Friday 23rd November 2012

I found a pair of shit filled underpants on the drive this morning. I kid ye not. How wasted do you have to be to shit in your pants in the first place, never mind take them off and hurl them onto someone’s drive? It doesn’t bear thinking about. God knows I’ve been pissed and rat arsed in my time, but I’ve never been shitted and crap arsed.

I certainly wasn’t laundering them. No way was I putting a stranger’s dump filled knickers in my washing machine. I picked them up with a stick and put them in a plastic bag and then chucked them in the doggy poop bin at the end of the avenue. I wasn’t having them stink out my pristine, hosed out once a week, wheelie bin. I hope Mr Shitty, whoever he is, had the grace to wake up feeling embarrassed this morning, and with a mammoth hangover and a sore bum from not having wiped properly.

Shane got home really late on Wednesday evening. He got snarled up in a mega traffic jam. He was in a foul mood when he finally landed. Apparently the Coca-Cola Festive truck, the one you see on the Christmas ads, was paying a visit to a local supermarket. It gridlocked traffic for miles around because the organisers hadn’t informed the local authority about the event so no traffic management plan had been put in place. Shane just about blew a gasket when he found out what had caused the jam. He ranted: ‘what kind of infantile morons want to go and gawp at a fucking truck anyway?’ Dick and I exchanged glances and telepathically agreed not to mention that we’d have quite liked to see it. Instead we made soothing noises and went all out to de-stress our grumpy head of house.

My spider trick worked out a treat last Friday, far better than I anticipated.

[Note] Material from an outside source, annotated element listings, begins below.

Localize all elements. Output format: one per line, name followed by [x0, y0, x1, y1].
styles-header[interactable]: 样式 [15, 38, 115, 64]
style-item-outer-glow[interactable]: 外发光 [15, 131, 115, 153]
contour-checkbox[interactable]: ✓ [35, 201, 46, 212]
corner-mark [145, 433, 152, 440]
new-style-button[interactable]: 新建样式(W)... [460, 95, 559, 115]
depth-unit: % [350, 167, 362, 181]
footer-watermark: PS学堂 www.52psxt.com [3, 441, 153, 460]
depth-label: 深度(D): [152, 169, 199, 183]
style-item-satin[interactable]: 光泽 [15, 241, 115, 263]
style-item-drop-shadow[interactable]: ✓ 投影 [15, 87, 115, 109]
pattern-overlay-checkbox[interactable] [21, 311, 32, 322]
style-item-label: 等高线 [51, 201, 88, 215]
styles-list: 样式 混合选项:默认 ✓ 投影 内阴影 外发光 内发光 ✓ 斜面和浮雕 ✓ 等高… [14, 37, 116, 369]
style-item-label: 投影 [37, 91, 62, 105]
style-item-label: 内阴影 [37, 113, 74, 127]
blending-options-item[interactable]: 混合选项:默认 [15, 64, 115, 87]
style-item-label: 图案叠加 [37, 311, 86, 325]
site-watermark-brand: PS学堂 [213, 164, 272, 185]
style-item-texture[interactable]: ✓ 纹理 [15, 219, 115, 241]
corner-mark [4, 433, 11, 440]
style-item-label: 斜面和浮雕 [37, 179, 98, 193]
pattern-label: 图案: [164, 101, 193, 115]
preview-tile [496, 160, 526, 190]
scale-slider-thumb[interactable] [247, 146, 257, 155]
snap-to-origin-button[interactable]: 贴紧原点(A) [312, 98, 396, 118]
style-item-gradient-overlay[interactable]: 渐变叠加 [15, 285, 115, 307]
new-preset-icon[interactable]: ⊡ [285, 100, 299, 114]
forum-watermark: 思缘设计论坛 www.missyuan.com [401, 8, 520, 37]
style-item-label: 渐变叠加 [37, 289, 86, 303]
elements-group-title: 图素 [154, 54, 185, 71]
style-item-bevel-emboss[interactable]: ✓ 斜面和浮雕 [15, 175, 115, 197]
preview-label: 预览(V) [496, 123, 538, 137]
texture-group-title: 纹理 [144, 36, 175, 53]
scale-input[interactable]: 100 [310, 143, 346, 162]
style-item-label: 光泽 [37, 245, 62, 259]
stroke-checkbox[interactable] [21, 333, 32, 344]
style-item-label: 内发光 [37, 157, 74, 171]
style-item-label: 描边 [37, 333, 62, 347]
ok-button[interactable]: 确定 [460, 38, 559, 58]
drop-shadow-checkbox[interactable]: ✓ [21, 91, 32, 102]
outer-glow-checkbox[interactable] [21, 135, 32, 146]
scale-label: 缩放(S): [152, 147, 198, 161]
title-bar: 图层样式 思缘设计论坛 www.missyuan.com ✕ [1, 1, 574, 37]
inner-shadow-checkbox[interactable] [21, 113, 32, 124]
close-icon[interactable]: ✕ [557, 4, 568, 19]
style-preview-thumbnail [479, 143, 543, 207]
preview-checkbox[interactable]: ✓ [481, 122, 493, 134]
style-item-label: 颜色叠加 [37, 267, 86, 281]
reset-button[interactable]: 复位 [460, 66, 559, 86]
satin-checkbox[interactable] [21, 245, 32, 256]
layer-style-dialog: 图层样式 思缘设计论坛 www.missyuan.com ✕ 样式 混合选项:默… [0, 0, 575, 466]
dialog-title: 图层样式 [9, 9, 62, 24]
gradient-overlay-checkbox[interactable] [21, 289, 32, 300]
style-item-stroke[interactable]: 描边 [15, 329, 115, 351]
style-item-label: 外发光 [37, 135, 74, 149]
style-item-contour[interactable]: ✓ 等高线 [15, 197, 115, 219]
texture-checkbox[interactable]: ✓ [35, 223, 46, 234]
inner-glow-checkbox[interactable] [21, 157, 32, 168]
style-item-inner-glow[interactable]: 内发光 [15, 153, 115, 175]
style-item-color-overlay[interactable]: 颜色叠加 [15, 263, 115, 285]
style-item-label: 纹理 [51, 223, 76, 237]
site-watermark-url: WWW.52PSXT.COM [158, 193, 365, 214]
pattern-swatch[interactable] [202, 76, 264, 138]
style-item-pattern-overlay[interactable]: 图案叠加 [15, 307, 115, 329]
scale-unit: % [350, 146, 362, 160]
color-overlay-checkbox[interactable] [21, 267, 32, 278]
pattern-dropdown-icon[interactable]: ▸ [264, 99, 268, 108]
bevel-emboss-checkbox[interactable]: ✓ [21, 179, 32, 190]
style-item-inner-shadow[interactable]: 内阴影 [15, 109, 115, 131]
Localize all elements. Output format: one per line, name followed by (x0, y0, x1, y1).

I racked my brains all day fathoming a way of carrying it out. After dinner the men folk did their usual Friday night thing and retired to the lounge to finish off the bottle of wine opened at dinner. I cleared up, made coffee and took it into them. I did what I usually do and forced my adorable person between them on the couch. After pouring myself a coffee and having a sip or two I suddenly ‘remembered’ some towels I’d left on the line outside and hastened out to get them in case it rained overnight. I concealed spidey in one of the towels and took them into the lounge to fold.

The scene that followed:

I casually shook and neatly folded the spiderless towels and then picked up the ‘bugged’ one. I took careful aim and shook it in Shane’s direction. The spider flew out and landed on his lap. Thankfully he’d just set down his coffee cup otherwise we’d all have been showered in dregs.

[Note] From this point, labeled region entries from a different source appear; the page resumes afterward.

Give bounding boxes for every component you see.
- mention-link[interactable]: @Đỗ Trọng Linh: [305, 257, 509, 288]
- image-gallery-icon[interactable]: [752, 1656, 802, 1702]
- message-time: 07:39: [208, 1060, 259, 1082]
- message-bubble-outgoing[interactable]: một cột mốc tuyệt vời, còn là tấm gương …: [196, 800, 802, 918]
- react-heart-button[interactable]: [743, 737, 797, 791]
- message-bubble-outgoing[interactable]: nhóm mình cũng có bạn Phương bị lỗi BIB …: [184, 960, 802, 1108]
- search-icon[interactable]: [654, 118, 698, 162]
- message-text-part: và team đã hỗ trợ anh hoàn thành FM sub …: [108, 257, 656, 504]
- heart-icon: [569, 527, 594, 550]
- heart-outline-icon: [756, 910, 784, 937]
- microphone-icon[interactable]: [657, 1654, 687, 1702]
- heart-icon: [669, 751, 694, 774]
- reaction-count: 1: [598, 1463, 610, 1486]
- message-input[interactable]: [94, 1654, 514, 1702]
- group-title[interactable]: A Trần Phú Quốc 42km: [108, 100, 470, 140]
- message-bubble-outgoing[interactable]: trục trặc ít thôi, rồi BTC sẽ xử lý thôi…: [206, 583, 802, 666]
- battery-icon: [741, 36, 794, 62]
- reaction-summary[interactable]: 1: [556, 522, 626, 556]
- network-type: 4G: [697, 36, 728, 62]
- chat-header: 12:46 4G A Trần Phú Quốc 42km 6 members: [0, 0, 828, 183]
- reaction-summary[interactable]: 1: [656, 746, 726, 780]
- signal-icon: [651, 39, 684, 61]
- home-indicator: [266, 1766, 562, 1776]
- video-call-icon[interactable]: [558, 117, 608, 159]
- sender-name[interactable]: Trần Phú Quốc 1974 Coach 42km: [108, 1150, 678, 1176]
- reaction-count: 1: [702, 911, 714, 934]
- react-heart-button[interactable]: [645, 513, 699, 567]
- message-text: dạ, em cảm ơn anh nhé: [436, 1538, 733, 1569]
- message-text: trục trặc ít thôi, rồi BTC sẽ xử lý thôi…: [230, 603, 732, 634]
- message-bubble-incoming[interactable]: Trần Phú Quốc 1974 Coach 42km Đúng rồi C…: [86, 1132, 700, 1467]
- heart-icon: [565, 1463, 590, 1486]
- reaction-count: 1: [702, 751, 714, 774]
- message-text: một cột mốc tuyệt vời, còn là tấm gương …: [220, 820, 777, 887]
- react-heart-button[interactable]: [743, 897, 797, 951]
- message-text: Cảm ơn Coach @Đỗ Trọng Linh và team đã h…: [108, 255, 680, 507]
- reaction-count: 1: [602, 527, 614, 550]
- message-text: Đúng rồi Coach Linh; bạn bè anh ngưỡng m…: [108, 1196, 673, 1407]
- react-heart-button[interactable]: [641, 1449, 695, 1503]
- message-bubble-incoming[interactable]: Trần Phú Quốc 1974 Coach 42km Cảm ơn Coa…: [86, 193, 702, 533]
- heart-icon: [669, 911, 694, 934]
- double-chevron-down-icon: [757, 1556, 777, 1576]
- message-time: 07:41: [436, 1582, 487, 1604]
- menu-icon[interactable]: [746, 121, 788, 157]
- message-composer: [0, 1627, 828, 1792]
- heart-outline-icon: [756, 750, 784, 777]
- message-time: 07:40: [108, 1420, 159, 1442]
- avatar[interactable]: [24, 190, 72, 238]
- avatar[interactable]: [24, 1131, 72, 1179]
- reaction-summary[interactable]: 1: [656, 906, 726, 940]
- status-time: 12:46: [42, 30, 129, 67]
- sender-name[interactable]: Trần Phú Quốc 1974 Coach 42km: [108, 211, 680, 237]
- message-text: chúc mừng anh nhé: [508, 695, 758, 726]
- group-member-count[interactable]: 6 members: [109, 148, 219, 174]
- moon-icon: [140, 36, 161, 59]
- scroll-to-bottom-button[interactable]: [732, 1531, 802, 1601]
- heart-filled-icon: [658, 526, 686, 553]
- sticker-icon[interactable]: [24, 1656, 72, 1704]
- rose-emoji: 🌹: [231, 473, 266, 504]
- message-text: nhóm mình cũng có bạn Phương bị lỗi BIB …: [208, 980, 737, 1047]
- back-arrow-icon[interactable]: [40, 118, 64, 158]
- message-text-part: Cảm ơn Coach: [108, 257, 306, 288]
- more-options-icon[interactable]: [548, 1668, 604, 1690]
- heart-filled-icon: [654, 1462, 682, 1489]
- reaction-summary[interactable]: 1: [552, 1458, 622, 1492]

A look of sheer horror passed over his face as the beast landed on him. In the soft lamplight it looked even more real. His eyes opened wide and he gave a sort of strangled gasp. Half rising, he whacked it sideways off his knee, in Dick’s direction.

Dick nearly shit himself, shouting, “don’t flick the fucking thing at me.” He too whacked at the spider and shot to his feet.

“Where’s it gone?” Shane started looking around.

Pointing dramatically at the floor near his feet I yelled, “there it is, my God it’s big, and fast.” I swung my finger to Dick’s feet, “it’s near you now, Dick, get it, get it!”

The pair of them reacted by dancing about as if there were firecrackers going off around their feet. It was so fucking funny. The look on their faces was priceless. I cracked up. I had tears of laughter all but running down my legs. I couldn’t speak I was laughing so hard. I pointed at the spider on the floor and tried to say ‘man up, it’s only a toy,’ but I couldn’t get the words out. 

They twigged and as one made a lunge for me. Dick called me an evil little bastard and got me in a headlock, bending me over and doing the hand to hair thing I hate. Shane utilised his hand in a different way, smacking and slapping at my bottom, and not playfully either. It bloody stung, but even so I couldn’t stop laughing. Shane said I was a bloody menace and living with me is like living with a twelve year old.

They saw the funny side in the end and let me live, though Shane kept me over his knee for most of the evening, swiping at my backside whenever I tried to say something, or whenever I started laughing again. It was fun.

Oh well, I have duties to attend to. Before I go I’d just like to wish my American fan<waves at Walter> a happy Thanksgiving.